Having confirmed (or assumed) the existence of a deeply buried PWL, you need to assess whether mechanisms exist that might potentially decrease the stability of the layer or trigger avalanches on it. Trigger mechanisms include things like weather (additional snow or rain, wind, rapid changes in temperature and solar radiation), smaller avalanches near the surface that might step down, and cornice falls.
Then critically examine your personal risk tolerance, goals, and objectives. Before exposing yourself to avalanche terrain, ask yourself why and consider what the worst-case scenario will be if you are wrong or unlucky. Are you comfortable with your rationale? Can you live with the consequences if something goes wrong? Only then can you make an informed decision about whether it’s reasonable to go onto or under a given slope at a given time.

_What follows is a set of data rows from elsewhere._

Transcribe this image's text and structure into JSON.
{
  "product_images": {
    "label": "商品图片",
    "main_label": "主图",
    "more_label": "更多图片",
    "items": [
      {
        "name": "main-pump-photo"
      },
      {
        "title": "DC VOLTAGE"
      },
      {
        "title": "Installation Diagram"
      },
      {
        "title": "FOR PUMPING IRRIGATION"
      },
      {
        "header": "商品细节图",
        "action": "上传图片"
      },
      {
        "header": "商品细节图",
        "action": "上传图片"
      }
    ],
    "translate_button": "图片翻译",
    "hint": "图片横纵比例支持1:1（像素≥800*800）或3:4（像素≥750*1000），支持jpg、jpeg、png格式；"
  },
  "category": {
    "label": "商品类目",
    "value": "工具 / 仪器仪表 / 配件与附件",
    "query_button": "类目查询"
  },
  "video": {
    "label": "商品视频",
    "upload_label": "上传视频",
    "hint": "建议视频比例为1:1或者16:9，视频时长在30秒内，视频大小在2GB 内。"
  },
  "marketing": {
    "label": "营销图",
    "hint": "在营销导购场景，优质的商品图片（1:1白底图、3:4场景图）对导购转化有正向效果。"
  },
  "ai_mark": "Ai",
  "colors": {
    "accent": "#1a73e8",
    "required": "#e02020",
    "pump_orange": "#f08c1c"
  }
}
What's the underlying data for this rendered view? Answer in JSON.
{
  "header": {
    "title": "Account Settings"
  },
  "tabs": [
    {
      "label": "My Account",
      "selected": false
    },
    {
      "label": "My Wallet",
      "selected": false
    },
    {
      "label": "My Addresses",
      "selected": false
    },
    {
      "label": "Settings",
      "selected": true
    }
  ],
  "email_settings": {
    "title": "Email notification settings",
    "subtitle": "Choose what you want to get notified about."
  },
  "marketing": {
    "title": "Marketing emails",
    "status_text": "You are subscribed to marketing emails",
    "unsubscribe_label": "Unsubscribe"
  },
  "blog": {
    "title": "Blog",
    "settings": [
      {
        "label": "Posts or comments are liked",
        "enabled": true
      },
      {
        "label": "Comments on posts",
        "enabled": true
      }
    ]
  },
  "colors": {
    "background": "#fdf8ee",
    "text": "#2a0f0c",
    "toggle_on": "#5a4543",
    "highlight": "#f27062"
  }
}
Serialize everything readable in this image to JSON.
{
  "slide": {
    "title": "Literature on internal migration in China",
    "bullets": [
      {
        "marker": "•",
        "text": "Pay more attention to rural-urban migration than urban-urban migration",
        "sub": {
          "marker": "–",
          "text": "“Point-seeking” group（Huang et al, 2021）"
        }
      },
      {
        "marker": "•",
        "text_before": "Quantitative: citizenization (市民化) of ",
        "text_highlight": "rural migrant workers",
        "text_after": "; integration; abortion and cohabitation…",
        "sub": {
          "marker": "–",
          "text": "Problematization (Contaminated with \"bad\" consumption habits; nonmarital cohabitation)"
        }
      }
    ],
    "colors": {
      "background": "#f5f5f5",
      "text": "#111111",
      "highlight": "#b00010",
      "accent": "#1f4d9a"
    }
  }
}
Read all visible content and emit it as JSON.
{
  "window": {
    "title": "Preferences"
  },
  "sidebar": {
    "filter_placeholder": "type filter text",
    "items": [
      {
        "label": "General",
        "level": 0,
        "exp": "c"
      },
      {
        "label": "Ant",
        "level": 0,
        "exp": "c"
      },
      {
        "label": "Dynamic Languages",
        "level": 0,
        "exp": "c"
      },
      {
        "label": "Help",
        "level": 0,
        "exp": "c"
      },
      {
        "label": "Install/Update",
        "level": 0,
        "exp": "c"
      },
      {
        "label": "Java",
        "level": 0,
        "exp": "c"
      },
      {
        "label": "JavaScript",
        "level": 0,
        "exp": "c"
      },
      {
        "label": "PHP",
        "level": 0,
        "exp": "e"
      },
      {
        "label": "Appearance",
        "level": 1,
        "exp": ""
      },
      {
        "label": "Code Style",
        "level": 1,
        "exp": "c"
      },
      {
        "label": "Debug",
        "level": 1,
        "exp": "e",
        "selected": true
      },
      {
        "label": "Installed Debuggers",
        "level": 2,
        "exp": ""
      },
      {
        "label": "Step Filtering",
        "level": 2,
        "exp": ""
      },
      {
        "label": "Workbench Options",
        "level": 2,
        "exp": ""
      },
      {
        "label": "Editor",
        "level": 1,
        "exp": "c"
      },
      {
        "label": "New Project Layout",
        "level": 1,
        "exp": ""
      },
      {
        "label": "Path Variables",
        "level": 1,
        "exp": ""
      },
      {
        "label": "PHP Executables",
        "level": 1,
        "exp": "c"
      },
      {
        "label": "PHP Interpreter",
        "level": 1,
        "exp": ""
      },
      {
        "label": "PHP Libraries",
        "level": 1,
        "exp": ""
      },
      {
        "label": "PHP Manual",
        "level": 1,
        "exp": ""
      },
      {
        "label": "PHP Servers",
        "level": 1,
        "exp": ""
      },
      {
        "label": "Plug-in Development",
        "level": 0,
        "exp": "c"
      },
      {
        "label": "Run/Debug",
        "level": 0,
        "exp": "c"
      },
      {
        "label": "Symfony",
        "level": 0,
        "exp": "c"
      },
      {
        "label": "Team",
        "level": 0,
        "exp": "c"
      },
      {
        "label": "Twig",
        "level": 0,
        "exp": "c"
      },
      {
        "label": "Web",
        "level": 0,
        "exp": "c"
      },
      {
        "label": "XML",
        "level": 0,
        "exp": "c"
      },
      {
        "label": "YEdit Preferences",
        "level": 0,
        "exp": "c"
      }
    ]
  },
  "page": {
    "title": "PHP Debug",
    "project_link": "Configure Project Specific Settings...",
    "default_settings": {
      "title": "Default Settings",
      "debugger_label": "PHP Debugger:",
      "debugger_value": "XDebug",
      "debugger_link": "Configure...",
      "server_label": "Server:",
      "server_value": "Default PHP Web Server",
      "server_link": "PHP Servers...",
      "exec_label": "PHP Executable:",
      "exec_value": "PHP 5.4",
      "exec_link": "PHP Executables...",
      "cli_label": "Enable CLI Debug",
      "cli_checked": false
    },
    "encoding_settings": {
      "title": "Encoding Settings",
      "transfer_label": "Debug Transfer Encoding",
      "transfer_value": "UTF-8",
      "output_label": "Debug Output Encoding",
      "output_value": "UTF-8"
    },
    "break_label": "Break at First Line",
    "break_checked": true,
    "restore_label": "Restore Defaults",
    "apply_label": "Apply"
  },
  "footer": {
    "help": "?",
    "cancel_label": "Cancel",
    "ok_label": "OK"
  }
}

People have written to me describing trips they are considering and asking what I would do if I were them. I can’t answer that question. If there have been no large, deep avalanches for a week or so in your and neighbouring regions, and perhaps even province-wide; the weather has been stable for a while with no significant changes; and you’re willing to accept more risk, then careful, calculated, limited exposure may be ok. But if your risk tolerance is low, this is the spring to be very conservative and stay on small, low-angle terrain features with no terrain traps and no large slopes or cornices above or nearby.
In the end, it’s not my place to tell you what to do or how to do it. It’s not appropriate for me to comment on how much risk you might face at any given place or time and whether it’s acceptable for you to take that risk. But I will say that it’s important to make an informed decision. Make sure everyone in your party knows the score and has a say.
I admit that in LP/HC cycles the chances of being in the wrong place at the wrong time is actually quite low. If you have a higher tolerance for risk, a more aggressive approach might be ok as long as it’s an informed decision. This is not the time for uniformed gambling and relying on luck. If you decide to take a calculated risk in a LP/HC scenario I advise using maximum safe travel procedures. Be stringent about one person at a time on a slope, eliminate stopping or regrouping in runout zones, and be hyper-vigilant about terrain traps. Avoid shallow snowpack areas, beware of slopes with variable depth snow cover, choose your time and place carefully, and minimize your exposure time.
Personally, I have a very low tolerance for risk. This season, I’m happier in low-angle, low-consequence terrain with no overhead hazards, which largely eliminates the anxiety and uncertainty of having to decide if a few turns are worth the risk.